Feasting and Fasting

Feasting and Fasting
Journey to the Cross

Summary

What does it look like to follow Jesus when what you really want is what he can give you — security, community, meaning, answers? In John 6, Jesus calls out a crowd still thinking about yesterday's free meal and declares himself the bread of life. The people want a sign. They want bread from the sky. They want what God can do, not God himself.

Dominic Jackson explores what it means to hunger for God himself rather than the benefits that come from him, and introduces the church's Lenten fast as an invitation to disrupt the ordinary and rediscover an appetite for God.

Questions for reflection

  • When you examine your own spiritual life, are you more focused on what you're getting from God or on God himself? What does that focus look like in practice?

  • What are you most likely to come to Jesus for? How does that compare to simply coming to Jesus?

  • Where in your life are you trying to fill a zoe need — something deep, like meaning, belonging, or purpose — with a bios solution?

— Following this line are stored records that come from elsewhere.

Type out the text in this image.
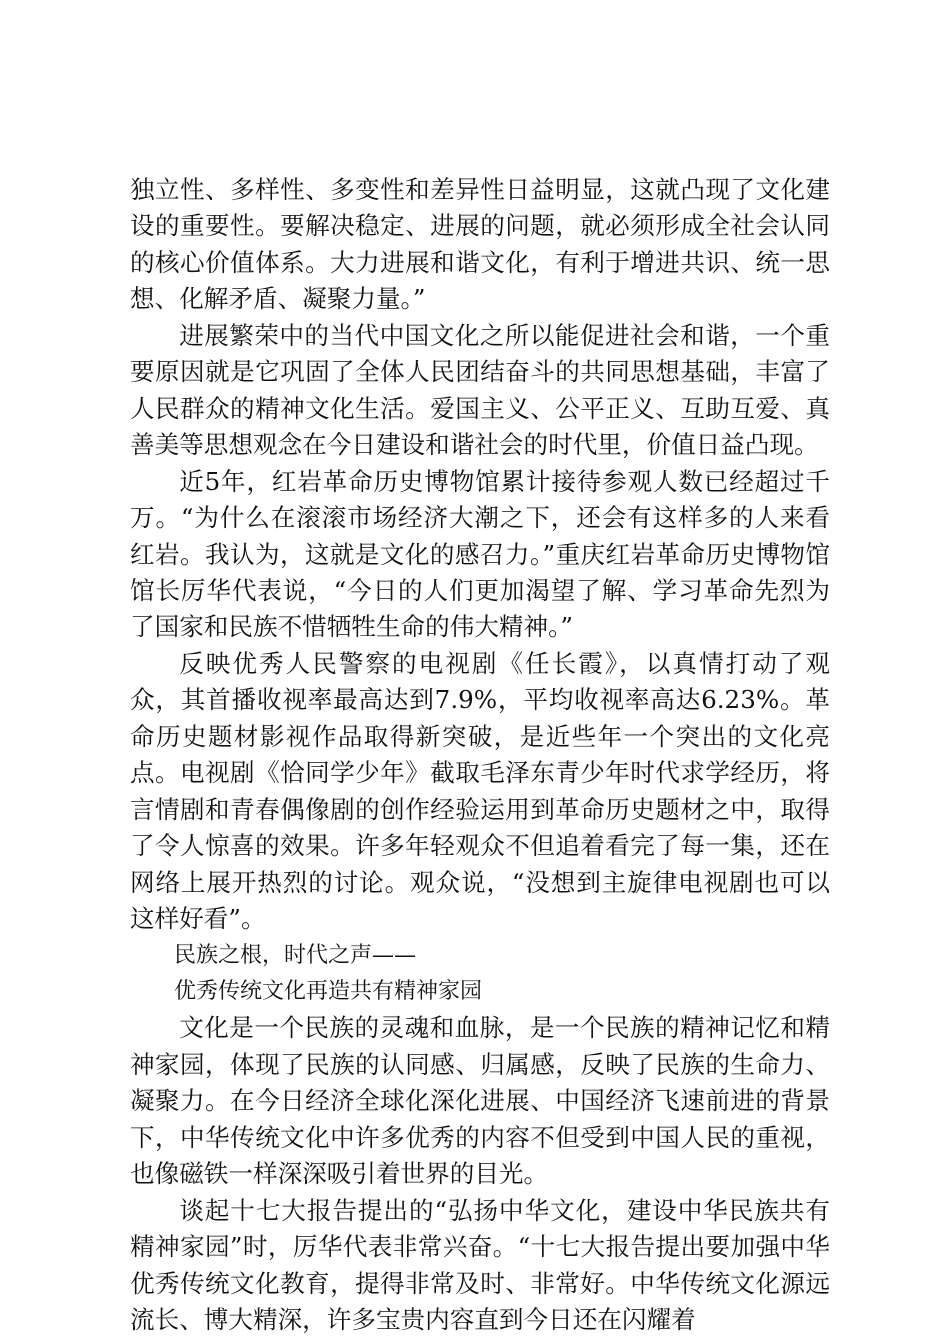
独立性、多样性、多变性和差异性日益明显，这就凸现了文化建设的重要性。要解决稳定、进展的问题，就必须形成全社会认同的核心价值体系。大力进展和谐文化，有利于增进共识、统一思想、化解矛盾、凝聚力量。”

进展繁荣中的当代中国文化之所以能促进社会和谐，一个重要原因就是它巩固了全体人民团结奋斗的共同思想基础，丰富了人民群众的精神文化生活。爱国主义、公平正义、互助互爱、真善美等思想观念在今日建设和谐社会的时代里，价值日益凸现。

近5年，红岩革命历史博物馆累计接待参观人数已经超过千万。“为什么在滚滚市场经济大潮之下，还会有这样多的人来看红岩。我认为，这就是文化的感召力。”重庆红岩革命历史博物馆馆长厉华代表说，“今日的人们更加渴望了解、学习革命先烈为了国家和民族不惜牺牲生命的伟大精神。”

反映优秀人民警察的电视剧《任长霞》，以真情打动了观众，其首播收视率最高达到7.9%，平均收视率高达6.23%。革命历史题材影视作品取得新突破，是近些年一个突出的文化亮点。电视剧《恰同学少年》截取毛泽东青少年时代求学经历，将言情剧和青春偶像剧的创作经验运用到革命历史题材之中，取得了令人惊喜的效果。许多年轻观众不但追着看完了每一集，还在网络上展开热烈的讨论。观众说，“没想到主旋律电视剧也可以这样好看”。

民族之根，时代之声——

优秀传统文化再造共有精神家园

文化是一个民族的灵魂和血脉，是一个民族的精神记忆和精神家园，体现了民族的认同感、归属感，反映了民族的生命力、凝聚力。在今日经济全球化深化进展、中国经济飞速前进的背景下，中华传统文化中许多优秀的内容不但受到中国人民的重视，也像磁铁一样深深吸引着世界的目光。

谈起十七大报告提出的“弘扬中华文化，建设中华民族共有精神家园”时，厉华代表非常兴奋。“十七大报告提出要加强中华优秀传统文化教育，提得非常及时、非常好。中华传统文化源远流长、博大精深，许多宝贵内容直到今日还在闪耀着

  • Jesus tells the crowd that "the work of God is this: to believe." How do you respond to that? Does it feel like enough, or does it feel like a cop-out?

  • Richard Foster writes that spiritual disciplines "can only get us to a place where something can be done." How does that reframe the way you think about fasting, prayer, or other practices this Lent?

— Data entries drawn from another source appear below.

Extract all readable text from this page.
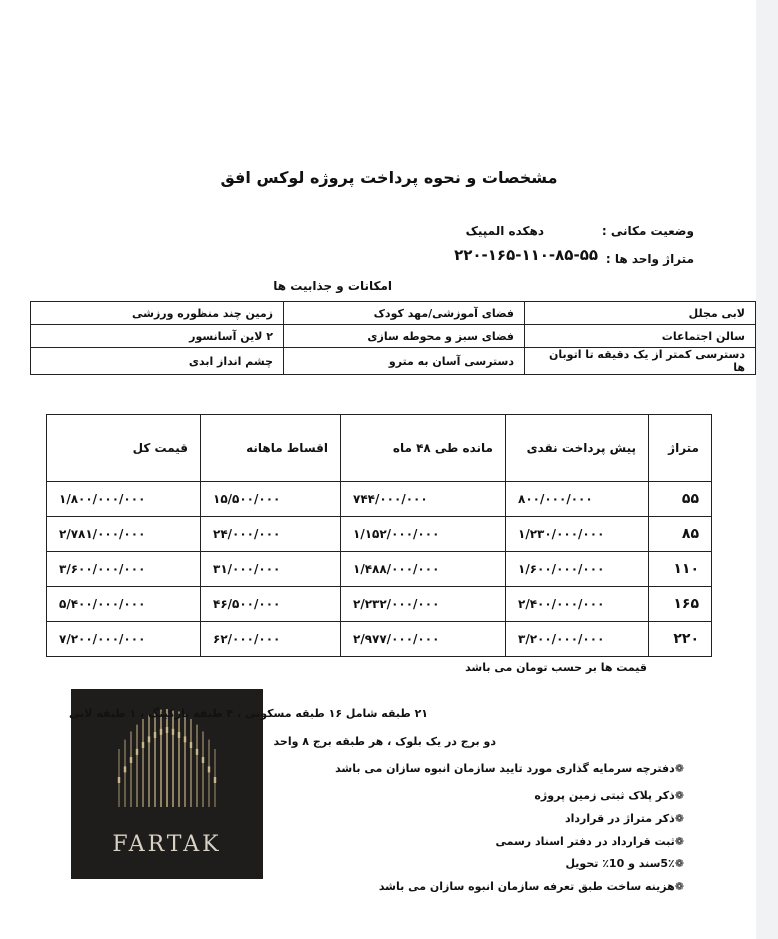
مشخصات و نحوه پرداخت پروژه لوکس افق
وضعیت مکانی :
دهکده المپیک
متراژ واحد ها :
۲۲۰-۱۶۵-۱۱۰-۸۵-۵۵
امکانات و جذابیت ها
لابی مجلل	فضای آموزشی/مهد کودک	زمین چند منظوره ورزشی
سالن اجتماعات	فضای سبز و محوطه سازی	۲ لاین آسانسور
دسترسی کمتر از یک دقیقه تا اتوبان ها	دسترسی آسان به مترو	چشم انداز ابدی
متراژ	پیش پرداخت نقدی	مانده طی ۴۸ ماه	اقساط ماهانه	قیمت کل
۵۵	۸۰۰/۰۰۰/۰۰۰	۷۴۴/۰۰۰/۰۰۰	۱۵/۵۰۰/۰۰۰	۱/۸۰۰/۰۰۰/۰۰۰
۸۵	۱/۲۳۰/۰۰۰/۰۰۰	۱/۱۵۲/۰۰۰/۰۰۰	۲۴/۰۰۰/۰۰۰	۲/۷۸۱/۰۰۰/۰۰۰
۱۱۰	۱/۶۰۰/۰۰۰/۰۰۰	۱/۴۸۸/۰۰۰/۰۰۰	۳۱/۰۰۰/۰۰۰	۳/۶۰۰/۰۰۰/۰۰۰
۱۶۵	۲/۴۰۰/۰۰۰/۰۰۰	۲/۲۳۲/۰۰۰/۰۰۰	۴۶/۵۰۰/۰۰۰	۵/۴۰۰/۰۰۰/۰۰۰
۲۲۰	۳/۲۰۰/۰۰۰/۰۰۰	۲/۹۷۷/۰۰۰/۰۰۰	۶۲/۰۰۰/۰۰۰	۷/۲۰۰/۰۰۰/۰۰۰
قیمت ها بر حسب تومان می باشد
FARTAK
۲۱ طبقه شامل ۱۶ طبقه مسکونی ، ۴ طبقه پارکینگ ، ۱ طبقه لابی
دو برج در یک بلوک ، هر طبقه برج ۸ واحد
❁دفترچه سرمایه گذاری مورد تایید سازمان انبوه سازان می باشد
❁ذکر پلاک ثبتی زمین پروژه
❁ذکر متراژ در قرارداد
❁ثبت قرارداد در دفتر اسناد رسمی
❁5٪سند و 10٪ تحویل
❁هزینه ساخت طبق تعرفه سازمان انبوه سازان می باشد
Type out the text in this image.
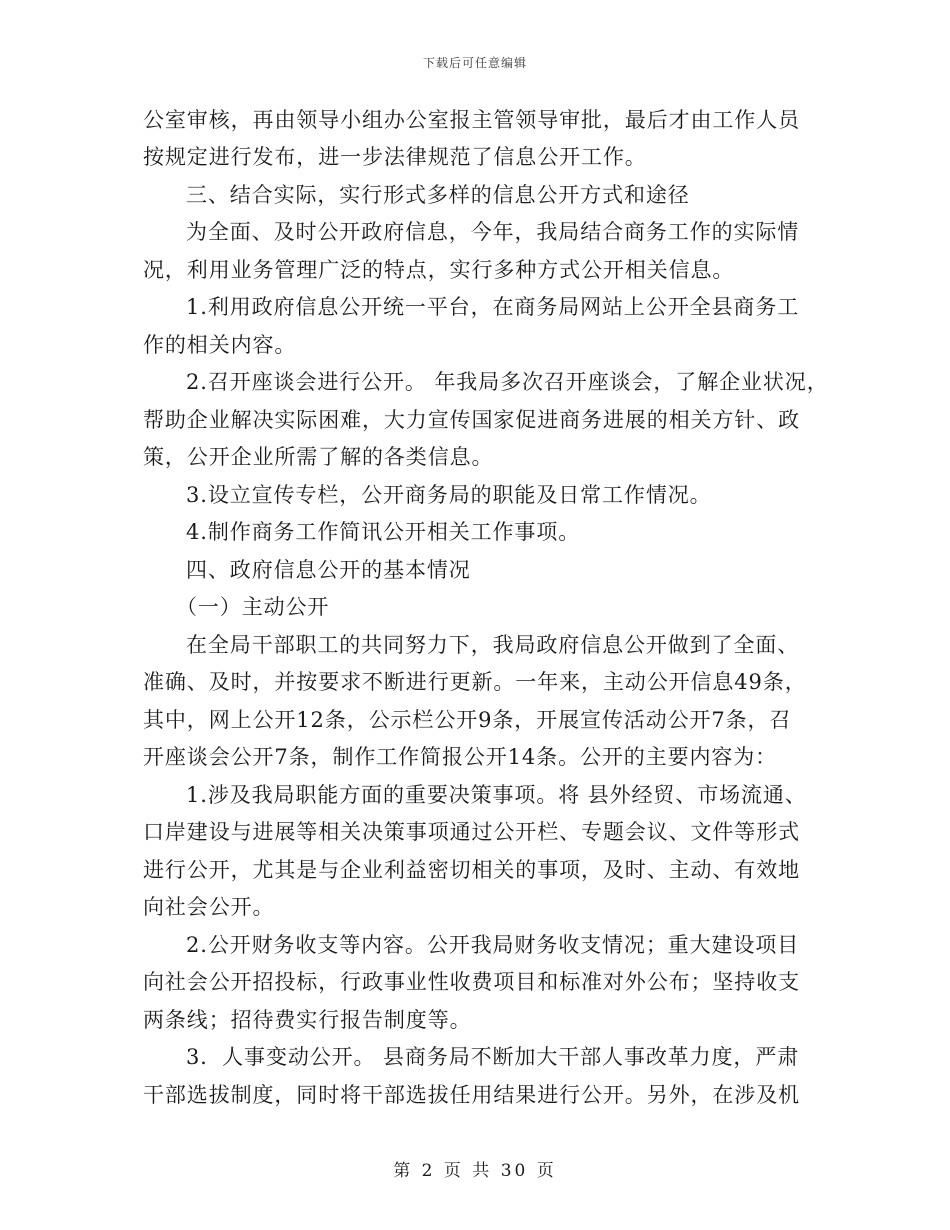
下载后可任意编辑
公室审核，再由领导小组办公室报主管领导审批，最后才由工作人员
按规定进行发布，进一步法律规范了信息公开工作。
三、结合实际，实行形式多样的信息公开方式和途径
为全面、及时公开政府信息，今年，我局结合商务工作的实际情
况，利用业务管理广泛的特点，实行多种方式公开相关信息。
1.利用政府信息公开统一平台，在商务局网站上公开全县商务工
作的相关内容。
2.召开座谈会进行公开。 年我局多次召开座谈会，了解企业状况，
帮助企业解决实际困难，大力宣传国家促进商务进展的相关方针、政
策，公开企业所需了解的各类信息。
3.设立宣传专栏，公开商务局的职能及日常工作情况。
4.制作商务工作简讯公开相关工作事项。
四、政府信息公开的基本情况
（一）主动公开
在全局干部职工的共同努力下，我局政府信息公开做到了全面、
准确、及时，并按要求不断进行更新。一年来，主动公开信息49条，
其中，网上公开12条，公示栏公开9条，开展宣传活动公开7条，召
开座谈会公开7条，制作工作简报公开14条。公开的主要内容为：
1.涉及我局职能方面的重要决策事项。将 县外经贸、市场流通、
口岸建设与进展等相关决策事项通过公开栏、专题会议、文件等形式
进行公开，尤其是与企业利益密切相关的事项，及时、主动、有效地
向社会公开。
2.公开财务收支等内容。公开我局财务收支情况；重大建设项目
向社会公开招投标，行政事业性收费项目和标准对外公布；坚持收支
两条线；招待费实行报告制度等。
3．人事变动公开。 县商务局不断加大干部人事改革力度，严肃
干部选拔制度，同时将干部选拔任用结果进行公开。另外，在涉及机
第 2 页 共 30 页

  • Is there a way you've been asking God to "prove himself,” looking for a sign before you'll commit to trusting him more fully?

  • Dominic observes that the church can drift toward offering people the benefits of faith rather than the source of it. Where do you see that tendency in yourself?

  • The sermon ends with a distinction between having access and having appetite. Which do you currently have more of? What would it look like to cultivate more appetite for God?